A perda do amigo e confrade David Coimbra no triste 27 de junho me fez antecipar para sexta-feira a coluna que o coletiva.net publica nas segundas-feiras. O tema da coluna era sobre prefácios e aí me permiti um adendo, reproduzindo a introdução que o David fez para meu primeiro livro, Crônicas da Mesa ao Lado, lançado em 2015. Está tudo lá na aba de colunas do portal, com minha homenagem ao generoso companheiro que nos deixou.
Até preciso confessar que foi a falta de assunto que me levou a apelar, na original coluna anterior, antes do adendo, para as regras básicas do que, no meu entendimento, deve conter um prefácio. Como se sabe, o prefácio é algo que antecede um escrito, um esclarecimento prévio, uma apresentação. Assim, diante do pedido de um amigo, aflito com um prefácio que lhe fora encomendado e baseado na minha experiência de prefaciador – reduzida – e de prefaciado – um pouco maior – fiz duas recomendações apenas: não queira brilhar mais do que o autor da obra e não economiza nos elogios, mesmo que insinceros.
Mas aí a curiosidade interveio e resolvi pesquisar mais a respeito de prefácios e deparo com um texto do grande Otto Maria Carpeaux, austríaco naturalizado brasileiro, autor, entre outras preciosidades, de A História da Literatura Ocidental. No artigo Sobre os Prefácios, de 1965, Carpeaux se queixa de que o assunto é totalmente inédito, inexistindo no mundo livros sobre o tema, nem fontes de referência. “Os prefácios nem sequer tem verbetes nas enciclopédias de termos literários”, lamenta ainda. Ou seja, acrescento eu, trata-se de um tema menor, mas que ganhou dimensão pelo ineditismo.
Na sequência, o consagrado articulista desfila sua erudição que parece não ter limites, resgatando célebres prefácios que fizeram história na literatura universal. Cita, entre outras, a dedicatória que Cervantes, já doente, fez no prefácio para Persiles y Segismunda, do Conde de Lemos.
“Puesto ya el pie en el estribo,
con las ansias de la muerte…”
Cervantes morreria quatro dias depois.
Conclui Carpeaux que “existem prefácios-justificativas, prefácios-pedidos de desculpa, prefácios-desafios, prefácios-manifestos, prefácios-críticas, prefácios-sentenças. O prefácio é prólogo e pode ser epílogo e, como no caso de Cervantes, epitáfio”.

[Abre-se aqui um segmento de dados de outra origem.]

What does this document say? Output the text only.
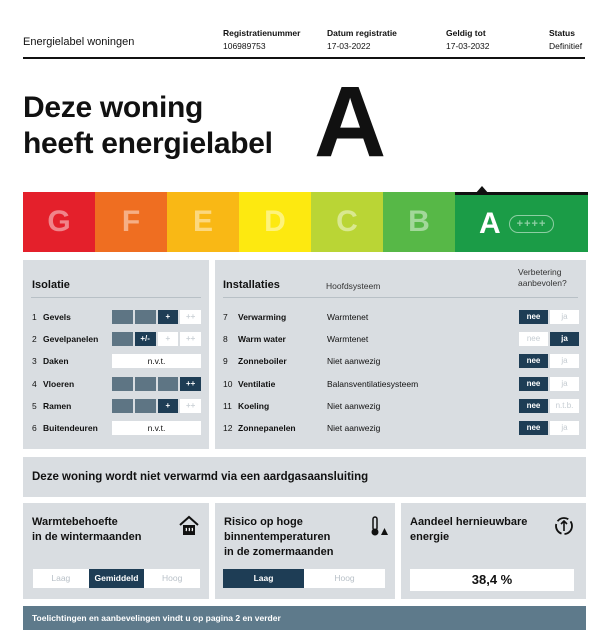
Energielabel woningen
Registratienummer
106989753
Datum registratie
17-03-2022
Geldig tot
17-03-2032
Status
Definitief
Deze woning
heeft energielabel A
G F E D C B A	++++
Isolatie
1 Gevels	+	++
2 Gevelpanelen	+/-	+	++
3 Daken	n.v.t.
4 Vloeren	++
5 Ramen	+	++
6 Buitendeuren	n.v.t.
Installaties	Hoofdsysteem
Verbetering
aanbevolen?
7 Verwarming	Warmtenet	nee	ja
8 Warm water	Warmtenet	nee	ja
9 Zonneboiler	Niet aanwezig	nee	ja
10 Ventilatie	Balansventilatiesysteem	nee	ja
11 Koeling	Niet aanwezig	nee	n.t.b.
12 Zonnepanelen	Niet aanwezig	nee	ja
Deze woning wordt niet verwarmd via een aardgasaansluiting
Warmtebehoefte
in de wintermaanden
Laag	Gemiddeld	Hoog
Risico op hoge
binnentemperaturen
in de zomermaanden
Laag	Hoog
Aandeel hernieuwbare
energie
38,4 %
Toelichtingen en aanbevelingen vindt u op pagina 2 en verder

E como enquadrar prefácios que mais desqualificam do que enaltecem a obra e o autor, diferente do que recomendei ao amigo demandado para escrever uma apresentação? Como seriam estes prefácios? É o exercício proposto pelo designer, blogueiro, escritor e escultor Philipe Kling David, que é brasileiríssimo apesar do nome. Dois exemplos, começando pelo prefácio de Diário de Um Mago, do nosso Paulo Coelho: “No final do diário, o Mago chega em Santiago de Compostela e está transformado. E você, querido leitor, também. Ele é milionário, mostrando que magia existe mesmo, sobretudo a que faz ganhar dinheiro. E você, num fã, que vai comprar toda e qualquer baboseira misticidade, parte chupada de Carlos Castañeda, parte chupada de ensinamentos copydesk das filosofias orientais. Aqui está uma obra transformadora. Boa leitura”. Sobra também para outro campeão de audiência, O Código Da Vinci, de Dan Brown. Prefacia o mordaz Philipe: “As pessoas vão ver você com este livro e pensarão que você é apenas um bobo, que lê esta merda porque todo mundo que você conhece também leu. E como você não quer ficar no vácuo nas conversas de rodinha nos aniversários de criança, resolveu se inteirar que diabo a Mona Lisa da capa e seu sorriso enigmático tem a ver com Jesus e Maria Madalena”.
Minha sugestão para esta categoria, se os textos correspondessem à realidade, seria prefácio-super sincero. E já que estamos falando em sinceridade, sinceramente falando consegui terminar mais uma coluna de muitas palavras e poucas idéias próprias, como alguns prefácios que se cometem por aí.